The "intra-arterial" technique of injecting stem cells tested in the study is new. Using it, the researchers aimed to deliver stem cells right to the brain without letting them enter general circulation. To trace whether stem cells migrated straight to the brain the researchers labeled them with “quantum dots” before injecting. Produced with nanotechnology, “quantum dots” behave as fluorescent semiconductors emitting near-infrared light able to penetrate bones and skin, thus enabling monitoring of stem cell behavior in the body during the four weeks after the transplantation.

Seven days prior to the stem cell injection, the researchers induced brain injury in the rats. Then they collected bone marrow stem cells, cultivated them, labeled with “quantum dots” and injected back to the rats. With their non-invasive optical imaging, the researchers were able to observe that the injected stem cells moved directly to the brain. They migrated through the capillaries to the damaged parts and started their reparative work within three days.

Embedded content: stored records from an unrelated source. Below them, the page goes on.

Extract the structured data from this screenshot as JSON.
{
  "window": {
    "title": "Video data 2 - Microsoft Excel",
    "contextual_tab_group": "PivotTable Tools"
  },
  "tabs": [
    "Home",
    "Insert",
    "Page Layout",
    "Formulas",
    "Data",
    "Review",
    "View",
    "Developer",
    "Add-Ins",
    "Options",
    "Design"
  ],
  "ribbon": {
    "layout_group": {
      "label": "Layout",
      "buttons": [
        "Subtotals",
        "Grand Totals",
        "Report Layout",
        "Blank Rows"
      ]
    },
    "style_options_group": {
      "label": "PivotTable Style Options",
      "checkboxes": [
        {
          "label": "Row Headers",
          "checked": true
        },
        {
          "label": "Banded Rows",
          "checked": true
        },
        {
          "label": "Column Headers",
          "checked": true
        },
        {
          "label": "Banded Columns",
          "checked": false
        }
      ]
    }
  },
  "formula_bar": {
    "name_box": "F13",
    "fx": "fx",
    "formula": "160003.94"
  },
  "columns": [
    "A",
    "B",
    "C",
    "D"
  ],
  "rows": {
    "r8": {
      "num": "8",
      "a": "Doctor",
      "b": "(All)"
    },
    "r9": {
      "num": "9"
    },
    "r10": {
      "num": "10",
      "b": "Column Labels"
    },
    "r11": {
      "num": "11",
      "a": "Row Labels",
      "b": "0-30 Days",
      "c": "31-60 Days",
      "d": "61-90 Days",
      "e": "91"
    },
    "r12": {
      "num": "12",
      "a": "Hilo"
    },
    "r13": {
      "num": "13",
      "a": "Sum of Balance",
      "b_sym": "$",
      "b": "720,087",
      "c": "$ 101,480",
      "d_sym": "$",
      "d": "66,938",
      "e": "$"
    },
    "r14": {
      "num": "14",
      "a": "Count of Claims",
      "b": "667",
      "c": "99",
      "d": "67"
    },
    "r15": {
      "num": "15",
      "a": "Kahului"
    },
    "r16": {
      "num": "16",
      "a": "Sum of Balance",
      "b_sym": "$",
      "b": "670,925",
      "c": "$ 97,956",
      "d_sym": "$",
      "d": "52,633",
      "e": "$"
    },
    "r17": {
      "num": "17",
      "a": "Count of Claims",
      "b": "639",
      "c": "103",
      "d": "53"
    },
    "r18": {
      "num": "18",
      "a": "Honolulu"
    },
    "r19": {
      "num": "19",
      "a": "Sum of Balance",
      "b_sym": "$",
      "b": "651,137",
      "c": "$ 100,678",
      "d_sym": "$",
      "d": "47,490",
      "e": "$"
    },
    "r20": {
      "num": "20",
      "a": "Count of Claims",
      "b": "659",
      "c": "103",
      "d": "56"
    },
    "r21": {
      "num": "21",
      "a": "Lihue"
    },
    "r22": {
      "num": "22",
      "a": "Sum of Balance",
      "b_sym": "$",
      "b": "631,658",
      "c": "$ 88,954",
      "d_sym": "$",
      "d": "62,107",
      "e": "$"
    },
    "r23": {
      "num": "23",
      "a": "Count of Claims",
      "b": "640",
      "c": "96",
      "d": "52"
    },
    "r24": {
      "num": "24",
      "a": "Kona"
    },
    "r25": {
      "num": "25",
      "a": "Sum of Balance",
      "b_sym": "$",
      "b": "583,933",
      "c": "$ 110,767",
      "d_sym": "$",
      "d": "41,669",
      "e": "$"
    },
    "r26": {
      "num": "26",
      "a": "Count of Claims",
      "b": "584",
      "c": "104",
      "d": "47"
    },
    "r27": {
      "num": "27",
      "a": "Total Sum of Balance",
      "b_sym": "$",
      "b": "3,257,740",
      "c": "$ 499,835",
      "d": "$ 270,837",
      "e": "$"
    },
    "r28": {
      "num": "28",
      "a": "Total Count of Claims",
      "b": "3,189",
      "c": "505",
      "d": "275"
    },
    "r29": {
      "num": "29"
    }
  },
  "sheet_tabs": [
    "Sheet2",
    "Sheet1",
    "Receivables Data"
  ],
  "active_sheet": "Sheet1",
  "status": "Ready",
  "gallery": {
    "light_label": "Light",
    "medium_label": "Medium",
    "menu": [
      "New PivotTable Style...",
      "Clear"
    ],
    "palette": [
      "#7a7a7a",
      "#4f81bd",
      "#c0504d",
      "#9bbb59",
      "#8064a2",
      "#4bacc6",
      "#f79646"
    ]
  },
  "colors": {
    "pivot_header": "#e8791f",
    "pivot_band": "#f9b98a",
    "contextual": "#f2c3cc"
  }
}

Four weeks after the transplantation, the rats that received the stem cell treatment showed a significant recovery of the lost motor functions while the rodents from the control group showed no improvements. Having examined the brains of the treated animals, the researchers discovered that stem cells had given rise to different brain cell types thus helping to heal the injured sites.

The finding can pave way for treating traumatic brain injury, as well as stroke, in humans. Stem cells injected into the carotid artery can move directly to the brain to start recovery as early as possible, and this procedure is quite simple. What is more important is the level of functional recovery of the brain after the stem cell treatment.